What’s hot: By far the most popular show found on Koo’s site has been “Narrow Dwellings,” a series that irked authorities for portraying modern-day China a little too realistically. (Think mistresses and corrupt government officials.) Its episodes have garnered 115 million total views. The company is now eyeing pay-per-view video and targeting mobile phone users.
This will make you laugh: Kung Fu Bunny.
Background: Koo was born in Hong Kong and left for Australia as a teenager. He moved to the United States for undergraduate studies at UC Berkeley and earned an MBA at Stanford in 1994.
Lasting lesson: Always a high-achiever, Koo was taken aback after being denied a transfer to UC Berkeley -- three times. The school didn’t recognize Koo’s Australian university credits. So he spent a year at De Anza College in Cupertino to earn enough units to qualify. “I don’t take things for granted,” Koo said. “Things don’t come easy. You’re always going to face challenges and pressure.”
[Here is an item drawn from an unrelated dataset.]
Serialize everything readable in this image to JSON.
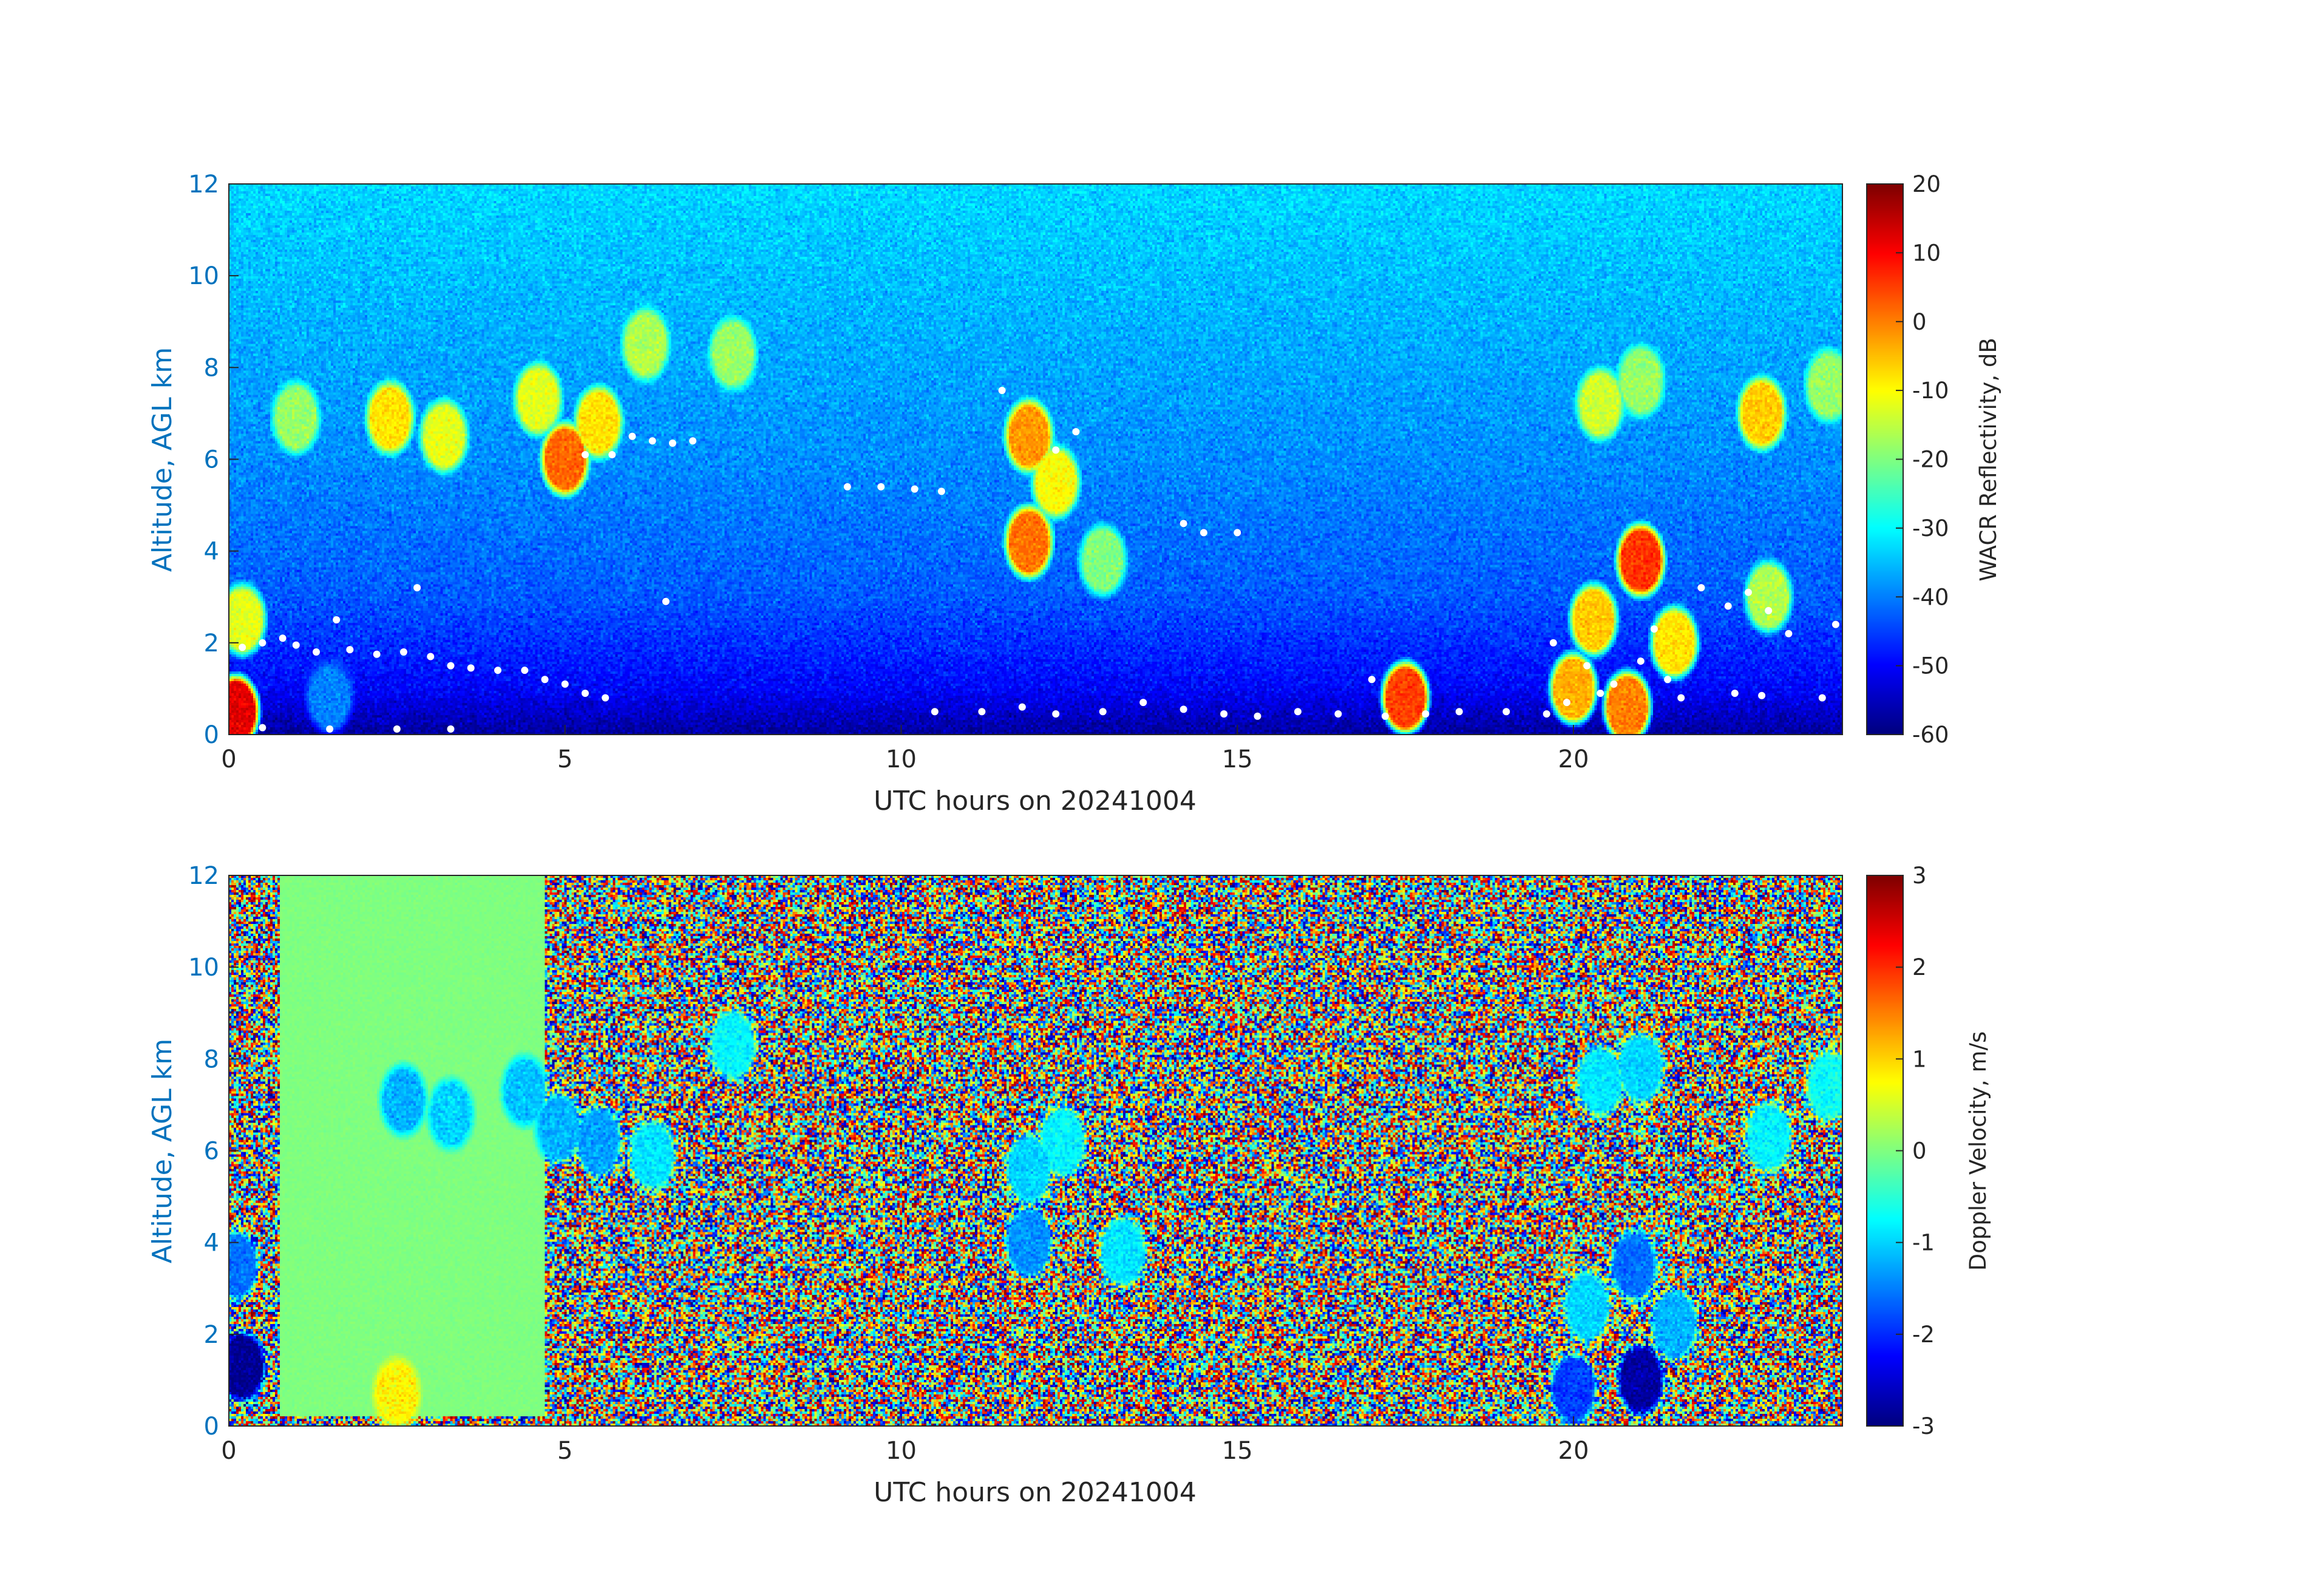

Biggest influence: Studying business at Stanford and listening to entrepreneurs and venture capitalists discuss start-ups and the future of technology. His favorite guest lecturer: Apple Inc.’s Steve Jobs. “In China, the whole idea of entrepreneurship was relatively new,” Koo said. “So this was a very important part of my thinking.”
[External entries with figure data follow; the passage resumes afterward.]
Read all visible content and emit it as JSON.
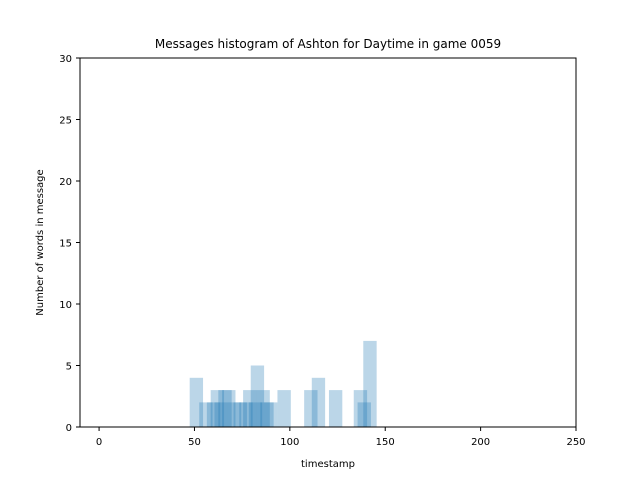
{
  "chart_data": {
    "type": "bar",
    "title": "Messages histogram of Ashton for Daytime in game 0059",
    "xlabel": "timestamp",
    "ylabel": "Number of words in message",
    "xlim": [
      -10,
      250
    ],
    "ylim": [
      0,
      30
    ],
    "xticks": [
      0,
      50,
      100,
      150,
      200,
      250
    ],
    "yticks": [
      0,
      5,
      10,
      15,
      20,
      25,
      30
    ],
    "bar_width": 7,
    "bar_color": "#1f77b4",
    "bar_opacity": 0.3,
    "grid": false,
    "bars": [
      {
        "x": 51,
        "value": 4
      },
      {
        "x": 56,
        "value": 2
      },
      {
        "x": 60,
        "value": 2
      },
      {
        "x": 62,
        "value": 3
      },
      {
        "x": 64,
        "value": 2
      },
      {
        "x": 66,
        "value": 3
      },
      {
        "x": 68,
        "value": 3
      },
      {
        "x": 71,
        "value": 2
      },
      {
        "x": 74,
        "value": 2
      },
      {
        "x": 77,
        "value": 2
      },
      {
        "x": 79,
        "value": 3
      },
      {
        "x": 82,
        "value": 2
      },
      {
        "x": 83,
        "value": 5
      },
      {
        "x": 86,
        "value": 3
      },
      {
        "x": 88,
        "value": 2
      },
      {
        "x": 90,
        "value": 2
      },
      {
        "x": 97,
        "value": 3
      },
      {
        "x": 111,
        "value": 3
      },
      {
        "x": 115,
        "value": 4
      },
      {
        "x": 124,
        "value": 3
      },
      {
        "x": 137,
        "value": 3
      },
      {
        "x": 139,
        "value": 2
      },
      {
        "x": 142,
        "value": 7
      }
    ]
  }
}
Breaking away: While classmates took jobs at Yahoo, Netscape and Cisco, Koo headed for China to work for a venture capital firm as the nation’s economic expansion was starting to heat up.
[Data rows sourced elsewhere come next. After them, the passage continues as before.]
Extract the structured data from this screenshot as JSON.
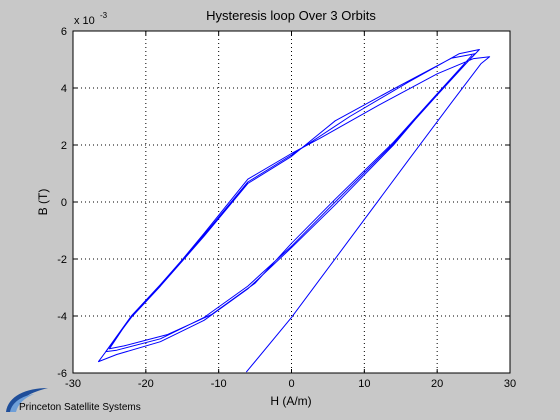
{
  "chart_data": {
    "type": "line",
    "title": "Hysteresis loop Over 3 Orbits",
    "xlabel": "H (A/m)",
    "ylabel": "B (T)",
    "y_multiplier_base": "x 10",
    "y_multiplier_exp": "-3",
    "xlim": [
      -30,
      30
    ],
    "ylim": [
      -6,
      6
    ],
    "xticks": [
      -30,
      -20,
      -10,
      0,
      10,
      20,
      30
    ],
    "yticks": [
      -6,
      -4,
      -2,
      0,
      2,
      4,
      6
    ],
    "grid": true,
    "line_color": "#0000ff",
    "series": [
      {
        "x": [
          -6.2,
          0,
          8,
          16,
          22,
          26,
          27.2,
          25,
          20,
          12,
          4,
          0,
          -6,
          -12,
          -18,
          -22,
          -26.5,
          -24,
          -18,
          -12,
          -6,
          0,
          6,
          14,
          20,
          25.8,
          23,
          16,
          8,
          0,
          -6,
          -12,
          -18,
          -22,
          -25.5,
          -24,
          -18,
          -12,
          -6,
          0,
          6,
          14,
          20,
          25.2,
          22,
          15,
          6,
          0,
          -6,
          -12,
          -18,
          -22,
          -25,
          -23,
          -17,
          -11,
          -5,
          0,
          6,
          14,
          20,
          24.8
        ],
        "y": [
          -5.97,
          -4.05,
          -1.3,
          1.45,
          3.5,
          4.85,
          5.1,
          5.03,
          4.5,
          3.4,
          2.25,
          1.7,
          0.8,
          -1.1,
          -2.95,
          -4.05,
          -5.6,
          -5.35,
          -4.9,
          -4.15,
          -3.05,
          -1.6,
          -0.1,
          2.0,
          3.8,
          5.35,
          5.2,
          4.2,
          3.0,
          1.65,
          0.7,
          -1.15,
          -2.9,
          -4.0,
          -5.25,
          -5.2,
          -4.8,
          -4.05,
          -2.95,
          -1.55,
          0.0,
          2.05,
          3.75,
          5.2,
          5.05,
          4.1,
          2.85,
          1.6,
          0.65,
          -1.2,
          -2.95,
          -4.0,
          -5.15,
          -5.05,
          -4.65,
          -3.95,
          -2.85,
          -1.45,
          0.1,
          2.1,
          3.8,
          5.15
        ]
      }
    ]
  },
  "footer": {
    "logo_text": "Princeton Satellite Systems"
  }
}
Moving up: Koo left private equity deal-making, wanting to seize on China’s online potential. In March 1999, he was named chief financial officer of Sohu.com, a major Chinese Internet portal similar to Yahoo, with a search engine, news and games. Koo later became the company’s president and chief operating officer. He left in March 2005 to realize his lifelong dream of starting his own business. Youku was launched in June 2006 in Beijing. It became available nationwide six months later. Within a year, its viewership grew twentyfold.
Management philosophy: “People talk about empowering your team. But that has to come in stages. You have to lead by example first. Once you have that trust and relationship, you can begin to pull back and let your team take over.”
Controlled environment: Koo’s site early on ran afoul of China’s strict censorship laws. So he assigned teams of hundreds of workers to remove sexual content uploaded by users. Workers also squelched material that Beijing considered politically sensitive. Censorship is one of the reasons that Google Inc. has threatened to pull out of China. Cooperation won Youku one of the first official licenses for a video-sharing site, a decision Koo defends. “Any country has its own rules and regulations for its development,” Koo said. “When dealing with this environment, you have to be ready to work within the rules.”
Funding: Since 2006, Koo has raised $10 million in debt and $110 million in private equity funds from U.S. and Chinese investors, including Brookside Capital, Maverick Capital and Chengwei Ventures. The company posted revenue of $29.3 million last year and is eyeing a public offering in Hong Kong or the U.S. “Going from zero to IPO, that’s the goal you want to reach,” Koo said.
Reminds himself every day to: “Be open, honest and direct.”